Two new food concepts are giving landlords something two chew over.
Sons of Thunder, a burger joint, and eclectic Asian eatery, Chop Shop have signed deals to open new outposts on New York side streets.
Steve Rappaport, senior managing director of Sinvin Real Estate, said they are optimistic that they can maximize their more affordable locations and counterbalance the loss of exposure that one may expect to receive on a main avenue.
“They had the foresight to choose a location visible from Third Avenue yet with side street pricing, in a bustling but under-served area of Murray Hill,” said Rappaport of Chop Shop, which just leased 1,600 s/f lease at 41 West 24th Street in NoMad.
“For their second location, The Chop Shop wanted to replicate the same cool, slightly off the beaten track vibe as their successful store on Tenth Avenue in West Chelsea,” Rappaport added. “Our search centered on the obvious choice of the emerging side streets in the Nomad area which still have a bit of an edge but offer plenty of traffic.”
The Chop Shop’s newest location has a 15-year term on the 1600 sf location, which wields 650 sf of basement.
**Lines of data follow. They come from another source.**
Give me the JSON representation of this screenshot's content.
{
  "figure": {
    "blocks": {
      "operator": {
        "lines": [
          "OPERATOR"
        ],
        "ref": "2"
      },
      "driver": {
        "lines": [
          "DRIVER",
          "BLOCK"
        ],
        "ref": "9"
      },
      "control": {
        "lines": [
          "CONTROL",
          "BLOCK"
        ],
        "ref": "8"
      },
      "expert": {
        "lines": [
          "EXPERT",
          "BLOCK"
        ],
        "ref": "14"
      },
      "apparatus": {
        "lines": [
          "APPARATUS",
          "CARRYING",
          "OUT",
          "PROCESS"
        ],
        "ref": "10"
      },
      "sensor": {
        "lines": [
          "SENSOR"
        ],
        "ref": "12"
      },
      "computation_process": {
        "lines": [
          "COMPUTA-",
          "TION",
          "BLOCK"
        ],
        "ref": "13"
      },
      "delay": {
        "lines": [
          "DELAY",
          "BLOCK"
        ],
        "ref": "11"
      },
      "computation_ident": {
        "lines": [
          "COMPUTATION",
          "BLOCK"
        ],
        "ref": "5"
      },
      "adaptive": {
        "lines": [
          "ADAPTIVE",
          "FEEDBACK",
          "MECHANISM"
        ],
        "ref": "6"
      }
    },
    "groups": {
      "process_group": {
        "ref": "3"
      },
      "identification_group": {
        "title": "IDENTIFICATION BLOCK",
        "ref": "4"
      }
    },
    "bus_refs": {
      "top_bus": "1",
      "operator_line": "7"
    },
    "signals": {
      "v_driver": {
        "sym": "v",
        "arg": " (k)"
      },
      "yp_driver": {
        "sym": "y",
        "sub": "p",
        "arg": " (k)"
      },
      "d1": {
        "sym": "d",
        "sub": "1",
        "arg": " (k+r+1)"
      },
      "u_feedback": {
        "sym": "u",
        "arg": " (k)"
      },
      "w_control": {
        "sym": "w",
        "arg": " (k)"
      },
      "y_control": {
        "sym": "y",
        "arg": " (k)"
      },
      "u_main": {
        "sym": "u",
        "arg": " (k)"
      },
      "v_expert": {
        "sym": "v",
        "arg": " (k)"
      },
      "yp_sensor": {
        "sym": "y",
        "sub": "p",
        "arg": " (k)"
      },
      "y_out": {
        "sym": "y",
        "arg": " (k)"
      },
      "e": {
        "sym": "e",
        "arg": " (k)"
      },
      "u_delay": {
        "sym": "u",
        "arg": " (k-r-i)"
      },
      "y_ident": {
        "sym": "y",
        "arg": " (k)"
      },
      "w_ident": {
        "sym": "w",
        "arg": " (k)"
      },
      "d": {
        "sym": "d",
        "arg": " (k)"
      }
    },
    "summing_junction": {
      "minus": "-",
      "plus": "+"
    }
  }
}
Move in is slated for the middle of 2015.
James Kim, co-owner of Sons of Thunder burger joint, is expecting to open at 204 East 38th Street by the early spring.
“It’s a burger concept, a bit like Shake Shack, with more of an emphasis on fresh, local and organic ingredients,” said Rappaport, who represented the landlord in the 2,000 s/f lease.
Kim told Real Estate Weekly that being situated directly on a main drag is less important now than perhaps it ever was before.
“We feel like we’re going to be well connect to the neighborhood,” Kim said. “The exposure part kind of takes care of itself through word of mouth.”
Kim said that social media and internet reviews have made getting noticed “more democratic than ever before.”
“We really like Murray Hill. We feel it’s a good mix of offices and residential. We’re built for speed, but we also have a very inviting and warm space. If you’re good, people will find you, they’ll talk about you. People are looking for good options, they’re not necessarily looking on the avenues.”
“There is a risk of being ‘out of sight, out of mind,’” Kim conceded, “but a good solid concept with a healthy staff culture that meets the needs of the community can mitigate these risks.”